Hydrogen peroxide centrally attenuates hyperosmolarity-induced thirst and natriuresis

Intragastric hypertonic NaCl that simulates the ingestion of osmotically active substances by food intake induces thirst, vasopressin and oxytocin release, diuresis and natriuresis. Reactive oxygen species (ROS) produced endogenously in central areas may act modulating autonomic and behavioral responses. In the present study, we investigated the effects of H2O2 injected centrally on water intake and renal responses induced by increasing plasma osmolality with intragastric (ig) administration of 2 M NaCl (2 ml/rat). Male Holtzman rats (280-320 g) with stainless steel cannula implanted in the lateral ventricle (LV) were used. Injections of H2O2 (2.5 μmol/1 μl) into the LV reduced ig 2 M NaCl-induced water intake (3.1 ± 0.7, vs. PBS: 8.6 ± 1.0 ml/60 min, p < 0.05), natriuresis (769 ± 93, vs. PBS: 1158 ± 168 μEq/120 min, p < 0.05) and diuresis (4.1 ± 0.5, vs. PBS: 5.0 ± 0.5 ml/120 min, p < 0.05). Injections of H2O2 into the LV also decreased meal associated water intake (4.9 ± 1.5, vs. PBS: 11.0 ± 1.7 ml/120 min). However, H2O2 into the LV did not modify 2% sucrose intake (3.3 ± 1.5, vs.

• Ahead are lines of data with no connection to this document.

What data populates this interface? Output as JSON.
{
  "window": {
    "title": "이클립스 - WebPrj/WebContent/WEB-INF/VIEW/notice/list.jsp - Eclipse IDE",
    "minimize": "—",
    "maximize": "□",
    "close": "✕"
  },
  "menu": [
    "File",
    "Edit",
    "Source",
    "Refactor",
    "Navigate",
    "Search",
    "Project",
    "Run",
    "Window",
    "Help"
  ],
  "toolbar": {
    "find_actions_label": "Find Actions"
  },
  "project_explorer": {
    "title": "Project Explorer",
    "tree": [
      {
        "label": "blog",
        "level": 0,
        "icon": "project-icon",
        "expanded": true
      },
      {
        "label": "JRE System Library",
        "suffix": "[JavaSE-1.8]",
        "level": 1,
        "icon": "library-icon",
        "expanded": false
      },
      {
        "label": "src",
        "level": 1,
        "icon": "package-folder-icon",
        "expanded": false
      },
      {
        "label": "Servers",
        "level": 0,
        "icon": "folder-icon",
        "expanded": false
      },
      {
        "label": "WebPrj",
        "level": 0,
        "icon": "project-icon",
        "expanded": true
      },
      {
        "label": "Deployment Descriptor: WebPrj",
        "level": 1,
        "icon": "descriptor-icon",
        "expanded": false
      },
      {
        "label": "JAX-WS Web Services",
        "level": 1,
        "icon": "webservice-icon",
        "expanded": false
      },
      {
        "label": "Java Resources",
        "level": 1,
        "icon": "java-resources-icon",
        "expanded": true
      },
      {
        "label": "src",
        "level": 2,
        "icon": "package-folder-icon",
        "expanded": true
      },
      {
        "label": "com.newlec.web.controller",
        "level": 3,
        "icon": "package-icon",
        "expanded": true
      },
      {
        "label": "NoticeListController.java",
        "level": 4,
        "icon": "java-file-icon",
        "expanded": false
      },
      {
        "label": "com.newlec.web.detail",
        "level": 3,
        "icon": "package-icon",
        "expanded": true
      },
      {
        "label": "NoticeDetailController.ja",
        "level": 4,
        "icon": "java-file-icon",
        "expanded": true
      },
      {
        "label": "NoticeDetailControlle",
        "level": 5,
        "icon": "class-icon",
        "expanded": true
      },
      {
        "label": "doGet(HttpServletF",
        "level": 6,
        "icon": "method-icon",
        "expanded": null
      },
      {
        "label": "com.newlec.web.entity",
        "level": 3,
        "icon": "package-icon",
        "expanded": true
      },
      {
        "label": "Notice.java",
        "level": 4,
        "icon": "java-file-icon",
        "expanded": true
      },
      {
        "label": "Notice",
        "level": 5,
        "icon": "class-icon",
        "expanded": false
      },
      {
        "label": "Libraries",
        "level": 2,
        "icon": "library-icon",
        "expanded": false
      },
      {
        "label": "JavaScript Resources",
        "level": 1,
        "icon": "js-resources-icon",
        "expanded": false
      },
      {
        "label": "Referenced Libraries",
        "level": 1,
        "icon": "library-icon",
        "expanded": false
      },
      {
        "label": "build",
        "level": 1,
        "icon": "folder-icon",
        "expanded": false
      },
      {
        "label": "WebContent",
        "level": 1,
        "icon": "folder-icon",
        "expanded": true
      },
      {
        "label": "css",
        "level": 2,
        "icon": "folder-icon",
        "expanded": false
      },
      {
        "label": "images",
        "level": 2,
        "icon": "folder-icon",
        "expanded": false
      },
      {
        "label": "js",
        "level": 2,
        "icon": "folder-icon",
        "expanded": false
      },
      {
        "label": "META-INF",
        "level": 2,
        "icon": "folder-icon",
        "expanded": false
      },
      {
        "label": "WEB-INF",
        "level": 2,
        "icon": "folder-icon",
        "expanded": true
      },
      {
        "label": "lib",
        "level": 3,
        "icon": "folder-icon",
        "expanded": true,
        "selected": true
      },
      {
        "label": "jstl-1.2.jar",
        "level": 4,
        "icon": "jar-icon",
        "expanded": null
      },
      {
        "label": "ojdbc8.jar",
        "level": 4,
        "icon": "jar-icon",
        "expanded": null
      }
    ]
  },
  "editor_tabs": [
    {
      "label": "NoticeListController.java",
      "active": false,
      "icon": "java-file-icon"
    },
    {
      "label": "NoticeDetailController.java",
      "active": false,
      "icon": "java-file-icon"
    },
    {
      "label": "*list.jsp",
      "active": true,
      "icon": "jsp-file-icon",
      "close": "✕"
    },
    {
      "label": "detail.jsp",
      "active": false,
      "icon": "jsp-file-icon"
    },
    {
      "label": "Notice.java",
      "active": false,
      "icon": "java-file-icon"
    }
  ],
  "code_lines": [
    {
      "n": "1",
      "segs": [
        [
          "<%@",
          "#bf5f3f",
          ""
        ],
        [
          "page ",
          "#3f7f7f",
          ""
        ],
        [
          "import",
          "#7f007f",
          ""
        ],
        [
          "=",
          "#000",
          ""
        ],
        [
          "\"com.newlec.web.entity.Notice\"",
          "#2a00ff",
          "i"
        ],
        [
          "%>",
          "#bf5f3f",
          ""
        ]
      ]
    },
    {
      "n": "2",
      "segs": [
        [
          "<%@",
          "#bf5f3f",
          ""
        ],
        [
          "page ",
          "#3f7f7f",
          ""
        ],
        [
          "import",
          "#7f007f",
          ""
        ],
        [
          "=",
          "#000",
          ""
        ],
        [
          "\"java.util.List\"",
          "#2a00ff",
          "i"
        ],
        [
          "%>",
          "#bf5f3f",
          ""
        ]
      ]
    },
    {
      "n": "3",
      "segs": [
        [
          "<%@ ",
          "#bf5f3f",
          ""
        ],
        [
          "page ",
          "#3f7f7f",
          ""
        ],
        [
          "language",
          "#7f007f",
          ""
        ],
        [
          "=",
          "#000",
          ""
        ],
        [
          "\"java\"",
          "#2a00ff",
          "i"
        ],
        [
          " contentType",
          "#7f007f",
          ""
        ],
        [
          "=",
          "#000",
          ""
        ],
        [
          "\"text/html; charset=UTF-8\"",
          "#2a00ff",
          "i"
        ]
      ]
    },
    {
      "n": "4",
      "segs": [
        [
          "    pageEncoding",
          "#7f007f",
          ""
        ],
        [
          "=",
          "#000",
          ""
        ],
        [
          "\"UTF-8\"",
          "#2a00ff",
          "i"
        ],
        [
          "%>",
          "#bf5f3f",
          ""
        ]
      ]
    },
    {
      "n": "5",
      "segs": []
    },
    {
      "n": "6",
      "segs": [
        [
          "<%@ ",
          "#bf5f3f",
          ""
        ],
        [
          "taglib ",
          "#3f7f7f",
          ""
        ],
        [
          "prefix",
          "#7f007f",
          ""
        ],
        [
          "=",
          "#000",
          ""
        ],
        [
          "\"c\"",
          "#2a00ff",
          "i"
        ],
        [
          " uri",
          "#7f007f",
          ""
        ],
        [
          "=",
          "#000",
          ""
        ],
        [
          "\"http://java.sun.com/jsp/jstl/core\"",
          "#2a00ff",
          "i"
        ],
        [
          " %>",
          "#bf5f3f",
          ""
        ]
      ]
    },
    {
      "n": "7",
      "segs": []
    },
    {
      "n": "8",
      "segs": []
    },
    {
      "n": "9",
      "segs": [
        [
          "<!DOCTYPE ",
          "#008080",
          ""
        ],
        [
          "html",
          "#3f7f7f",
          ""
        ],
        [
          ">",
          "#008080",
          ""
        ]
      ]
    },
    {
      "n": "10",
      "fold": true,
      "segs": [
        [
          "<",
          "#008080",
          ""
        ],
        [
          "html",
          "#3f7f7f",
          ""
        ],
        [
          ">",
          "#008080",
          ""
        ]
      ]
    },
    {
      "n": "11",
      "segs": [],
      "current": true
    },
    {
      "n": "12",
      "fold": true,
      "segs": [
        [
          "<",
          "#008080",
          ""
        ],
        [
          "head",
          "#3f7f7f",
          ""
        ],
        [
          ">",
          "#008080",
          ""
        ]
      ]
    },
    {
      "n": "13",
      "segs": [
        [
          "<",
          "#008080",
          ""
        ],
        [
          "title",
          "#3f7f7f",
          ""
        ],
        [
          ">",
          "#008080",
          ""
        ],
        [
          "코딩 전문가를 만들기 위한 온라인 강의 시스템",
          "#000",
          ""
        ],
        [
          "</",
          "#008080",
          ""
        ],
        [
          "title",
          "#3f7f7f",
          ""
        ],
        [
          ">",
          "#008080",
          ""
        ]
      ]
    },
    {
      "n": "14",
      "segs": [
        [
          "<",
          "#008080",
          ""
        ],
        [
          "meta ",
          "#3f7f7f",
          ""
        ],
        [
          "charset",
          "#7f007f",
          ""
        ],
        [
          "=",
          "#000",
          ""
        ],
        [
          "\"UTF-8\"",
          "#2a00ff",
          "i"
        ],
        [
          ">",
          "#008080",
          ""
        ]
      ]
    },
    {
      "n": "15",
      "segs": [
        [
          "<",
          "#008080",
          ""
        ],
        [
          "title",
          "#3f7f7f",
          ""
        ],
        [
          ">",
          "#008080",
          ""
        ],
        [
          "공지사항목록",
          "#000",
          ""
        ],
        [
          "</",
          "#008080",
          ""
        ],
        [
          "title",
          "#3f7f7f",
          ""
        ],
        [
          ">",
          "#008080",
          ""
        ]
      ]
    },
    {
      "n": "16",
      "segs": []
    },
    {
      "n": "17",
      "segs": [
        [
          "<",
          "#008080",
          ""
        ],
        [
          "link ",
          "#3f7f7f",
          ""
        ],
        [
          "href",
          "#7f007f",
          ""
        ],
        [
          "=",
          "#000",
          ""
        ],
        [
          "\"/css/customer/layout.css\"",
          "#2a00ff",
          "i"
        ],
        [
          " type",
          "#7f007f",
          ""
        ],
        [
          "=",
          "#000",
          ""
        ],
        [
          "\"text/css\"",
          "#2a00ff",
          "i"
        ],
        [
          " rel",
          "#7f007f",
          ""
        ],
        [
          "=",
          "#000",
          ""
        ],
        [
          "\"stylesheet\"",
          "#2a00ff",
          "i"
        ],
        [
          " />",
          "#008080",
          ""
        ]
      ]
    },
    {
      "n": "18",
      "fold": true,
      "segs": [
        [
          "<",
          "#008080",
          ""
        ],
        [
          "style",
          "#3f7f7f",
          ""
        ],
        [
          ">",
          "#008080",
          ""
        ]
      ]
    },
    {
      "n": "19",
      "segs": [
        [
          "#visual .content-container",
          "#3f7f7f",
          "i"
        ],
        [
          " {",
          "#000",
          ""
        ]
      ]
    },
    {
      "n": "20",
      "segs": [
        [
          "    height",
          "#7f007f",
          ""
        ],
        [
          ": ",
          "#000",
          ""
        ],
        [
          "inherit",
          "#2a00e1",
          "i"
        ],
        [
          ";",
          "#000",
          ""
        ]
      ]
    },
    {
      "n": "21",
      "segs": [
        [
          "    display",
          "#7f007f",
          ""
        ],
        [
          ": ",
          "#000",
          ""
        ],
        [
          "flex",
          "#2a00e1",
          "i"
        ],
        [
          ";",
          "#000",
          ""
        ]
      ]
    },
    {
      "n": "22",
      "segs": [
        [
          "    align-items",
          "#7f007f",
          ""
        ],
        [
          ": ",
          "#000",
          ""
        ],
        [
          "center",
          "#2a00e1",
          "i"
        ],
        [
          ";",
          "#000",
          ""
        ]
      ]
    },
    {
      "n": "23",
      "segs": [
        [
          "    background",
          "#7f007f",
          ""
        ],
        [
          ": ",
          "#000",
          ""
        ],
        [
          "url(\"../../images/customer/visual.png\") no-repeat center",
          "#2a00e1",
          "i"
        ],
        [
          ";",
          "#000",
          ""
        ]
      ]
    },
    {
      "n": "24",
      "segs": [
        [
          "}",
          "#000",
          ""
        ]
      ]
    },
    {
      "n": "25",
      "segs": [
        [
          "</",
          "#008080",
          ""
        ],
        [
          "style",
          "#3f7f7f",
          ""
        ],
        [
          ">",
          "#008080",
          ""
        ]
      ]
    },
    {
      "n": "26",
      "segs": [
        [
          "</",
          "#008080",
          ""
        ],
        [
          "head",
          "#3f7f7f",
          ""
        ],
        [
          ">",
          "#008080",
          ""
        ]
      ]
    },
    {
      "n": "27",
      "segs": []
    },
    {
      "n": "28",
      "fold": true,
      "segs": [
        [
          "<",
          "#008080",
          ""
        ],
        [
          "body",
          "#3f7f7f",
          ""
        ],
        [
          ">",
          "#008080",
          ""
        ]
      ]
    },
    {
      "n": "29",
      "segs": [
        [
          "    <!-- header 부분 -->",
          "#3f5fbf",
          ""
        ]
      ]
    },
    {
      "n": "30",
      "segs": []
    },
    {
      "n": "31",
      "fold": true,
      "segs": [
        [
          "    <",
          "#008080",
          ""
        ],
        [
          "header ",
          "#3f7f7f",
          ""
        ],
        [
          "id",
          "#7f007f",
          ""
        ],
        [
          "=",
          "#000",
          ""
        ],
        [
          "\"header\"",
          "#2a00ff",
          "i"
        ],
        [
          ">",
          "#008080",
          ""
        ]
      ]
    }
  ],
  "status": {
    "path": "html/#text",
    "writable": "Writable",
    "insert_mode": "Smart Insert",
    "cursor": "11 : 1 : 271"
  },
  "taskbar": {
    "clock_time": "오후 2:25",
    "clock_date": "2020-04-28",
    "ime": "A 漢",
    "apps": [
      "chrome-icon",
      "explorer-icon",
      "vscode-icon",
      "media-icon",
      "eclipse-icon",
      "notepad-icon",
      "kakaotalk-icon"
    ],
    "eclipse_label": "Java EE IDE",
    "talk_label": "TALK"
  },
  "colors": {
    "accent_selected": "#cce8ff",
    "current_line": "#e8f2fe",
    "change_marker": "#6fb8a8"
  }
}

PBS: 5.4 ± 2.3 ml/120 min) or 24 h food deprivation-induced food intake (8.2 ± 2.0, vs. PBS: 11.0 ± 1.6 g/120 min), suggesting that this treatment does not produce nonspecific inhibition of ingestive behaviors. The data suggest an inhibitory role for H2O2 acting centrally on thirst and natriuresis induced by hyperosmolarity and on meal-associated thirst.